2004 After 50 years of Egg-beaters, low fat cheese, margarine, skinless chicken breasts, and highly processed soy and canola oils, two Food Guide Pyramids and 11 releases of the USDA Dietary Guidelines,  one third of Americans are obese; 25 percent are diabetic or pre-diabetic.

2008 Sugar consumption is now 160 pounds per capita. Compare that to the 15 pounds per capita in 1830.

2011 No More Pyramids A simplified MyPlate is introduced as the latest attempt at Food Guides. My Plate recommended 30% of the plate as grains, 30% vegetables, 20% fruit and 20% protein. A small circle represents dairy.

2015-16   The 2015 Dietary Guidelines were presented with little changes based on the latest research. Here is what they said and what they should have said.This is a big change  For the first time, our national health authorities are urging Americans to limit sugar to no more than 10% of daily calories. In a 2,000-calorie diet, 10% is 200 calories—the equivalent of about 12½ teaspoons of sugar. Yet we average 20 teaspoons a day. Based on scientific evidence that’s been accumulating for decades, dietary cholesterol (as opposed to blood cholesterol) just isn’t any concern anymore. For the first time, there is no limit on total fat. However, the advice to limit saturated fat is still in there—even though the evidence that saturated fat leads to heart disease has turned out to be pretty weak. An original report associated with the new guidelines called for cutting back on red meat, especially processed meat, but the final official guidelines due to the lobbying of the meat industry wanted its message weakened.

2010-2020 The American Journal of Clinical Nutrition published a landmark report that has turned current fat recommendations upside down. The verdict from the study is that “there is no significant evidence for concluding that dietary saturated fat is associated with an increased risk for heart disease. ’Over the same period, the use of drugs to treat high blood pressure and high cholesterol increased quite a bit. Meat consumption has been declining for the past few decades..

In the last decade the prevalence of Type 2 diabetes has increased by almost a percentage point. Over the same period, obesity has increased by three percentage points. If that trend continues, heart disease rates may again rise. Unless we have been infected by a yet to be discovered obesity virus, we have a national eating disorder that needs to be fixed.

MY OPINION

Big food has made quite a mess of our food supply. Is saturated fat the culprit it was made out to be?  Can excess refined vegetable oils, sugar or fructose be  blamed?
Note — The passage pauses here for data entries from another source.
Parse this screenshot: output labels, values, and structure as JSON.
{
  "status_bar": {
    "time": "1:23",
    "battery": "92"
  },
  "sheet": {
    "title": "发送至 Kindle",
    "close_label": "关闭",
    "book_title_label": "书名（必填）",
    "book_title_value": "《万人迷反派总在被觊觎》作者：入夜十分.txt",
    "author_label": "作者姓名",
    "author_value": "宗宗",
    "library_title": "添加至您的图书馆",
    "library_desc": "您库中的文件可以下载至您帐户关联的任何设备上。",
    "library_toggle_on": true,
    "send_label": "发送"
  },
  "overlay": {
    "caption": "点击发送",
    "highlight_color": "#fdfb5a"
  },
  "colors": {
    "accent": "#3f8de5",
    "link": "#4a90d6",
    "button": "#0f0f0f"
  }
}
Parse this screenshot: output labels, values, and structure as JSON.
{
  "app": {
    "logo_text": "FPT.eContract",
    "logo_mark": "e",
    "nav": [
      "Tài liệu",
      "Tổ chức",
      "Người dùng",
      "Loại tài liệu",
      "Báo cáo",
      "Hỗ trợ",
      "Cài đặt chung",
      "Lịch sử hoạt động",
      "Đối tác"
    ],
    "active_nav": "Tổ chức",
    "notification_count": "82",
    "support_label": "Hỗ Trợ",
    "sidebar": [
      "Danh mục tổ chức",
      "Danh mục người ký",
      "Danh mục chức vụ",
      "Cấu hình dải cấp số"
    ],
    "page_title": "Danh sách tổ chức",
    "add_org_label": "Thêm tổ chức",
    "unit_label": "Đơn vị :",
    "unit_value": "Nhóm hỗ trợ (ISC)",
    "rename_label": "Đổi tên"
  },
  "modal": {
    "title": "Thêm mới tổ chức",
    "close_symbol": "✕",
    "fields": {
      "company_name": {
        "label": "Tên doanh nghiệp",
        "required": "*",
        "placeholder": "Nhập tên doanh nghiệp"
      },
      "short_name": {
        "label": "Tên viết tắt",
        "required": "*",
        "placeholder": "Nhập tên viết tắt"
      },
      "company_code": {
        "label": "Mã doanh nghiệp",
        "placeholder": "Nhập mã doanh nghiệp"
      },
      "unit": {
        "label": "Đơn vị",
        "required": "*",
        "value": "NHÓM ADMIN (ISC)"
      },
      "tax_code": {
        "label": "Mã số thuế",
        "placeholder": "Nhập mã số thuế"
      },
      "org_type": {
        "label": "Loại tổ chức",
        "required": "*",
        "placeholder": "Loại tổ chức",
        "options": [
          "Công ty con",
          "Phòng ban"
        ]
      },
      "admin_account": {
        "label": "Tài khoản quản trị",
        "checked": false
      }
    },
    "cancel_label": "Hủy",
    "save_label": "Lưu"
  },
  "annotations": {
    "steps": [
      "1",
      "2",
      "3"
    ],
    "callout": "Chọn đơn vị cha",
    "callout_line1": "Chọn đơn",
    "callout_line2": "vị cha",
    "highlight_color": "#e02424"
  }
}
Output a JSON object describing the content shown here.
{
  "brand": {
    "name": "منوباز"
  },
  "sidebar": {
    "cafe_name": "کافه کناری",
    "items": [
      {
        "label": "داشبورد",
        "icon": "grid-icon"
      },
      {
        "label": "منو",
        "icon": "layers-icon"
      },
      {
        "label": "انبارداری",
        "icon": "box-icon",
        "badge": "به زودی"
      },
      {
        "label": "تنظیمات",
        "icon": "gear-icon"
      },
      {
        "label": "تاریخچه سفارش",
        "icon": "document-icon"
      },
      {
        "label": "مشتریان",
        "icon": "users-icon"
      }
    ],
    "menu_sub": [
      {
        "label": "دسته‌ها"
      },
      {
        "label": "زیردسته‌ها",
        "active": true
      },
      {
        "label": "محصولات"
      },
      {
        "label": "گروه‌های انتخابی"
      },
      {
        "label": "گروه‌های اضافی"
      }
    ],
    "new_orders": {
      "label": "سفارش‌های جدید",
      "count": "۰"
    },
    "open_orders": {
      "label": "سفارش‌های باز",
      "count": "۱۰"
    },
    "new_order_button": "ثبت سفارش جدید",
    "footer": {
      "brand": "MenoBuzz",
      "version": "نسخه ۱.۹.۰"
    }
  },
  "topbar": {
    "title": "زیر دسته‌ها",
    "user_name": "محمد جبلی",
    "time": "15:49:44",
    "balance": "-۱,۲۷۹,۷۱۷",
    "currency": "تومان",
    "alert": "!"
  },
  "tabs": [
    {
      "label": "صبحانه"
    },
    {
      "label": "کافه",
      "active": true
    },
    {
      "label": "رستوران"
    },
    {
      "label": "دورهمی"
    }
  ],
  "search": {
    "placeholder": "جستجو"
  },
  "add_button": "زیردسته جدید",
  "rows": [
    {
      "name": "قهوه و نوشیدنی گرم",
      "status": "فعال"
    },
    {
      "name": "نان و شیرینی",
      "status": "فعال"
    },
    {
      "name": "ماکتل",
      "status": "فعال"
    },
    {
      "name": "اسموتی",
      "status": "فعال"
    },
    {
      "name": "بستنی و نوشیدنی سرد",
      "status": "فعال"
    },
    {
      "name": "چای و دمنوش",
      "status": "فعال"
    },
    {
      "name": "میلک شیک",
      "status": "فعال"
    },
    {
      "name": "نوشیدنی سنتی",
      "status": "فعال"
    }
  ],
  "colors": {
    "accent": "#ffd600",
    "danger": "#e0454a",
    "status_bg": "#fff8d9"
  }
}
Will our food culture ever be able to return to a diet of whole, real foods to replace the refined, processed, chemical-laden foods forced upon us by the food industry? The debate continues and we will see what trends are coming with the advent of the new Dietary Guidelines due in 2020. We should also hope that these guidelines are not encumbered by the influences of the food industry – but don’t count on it.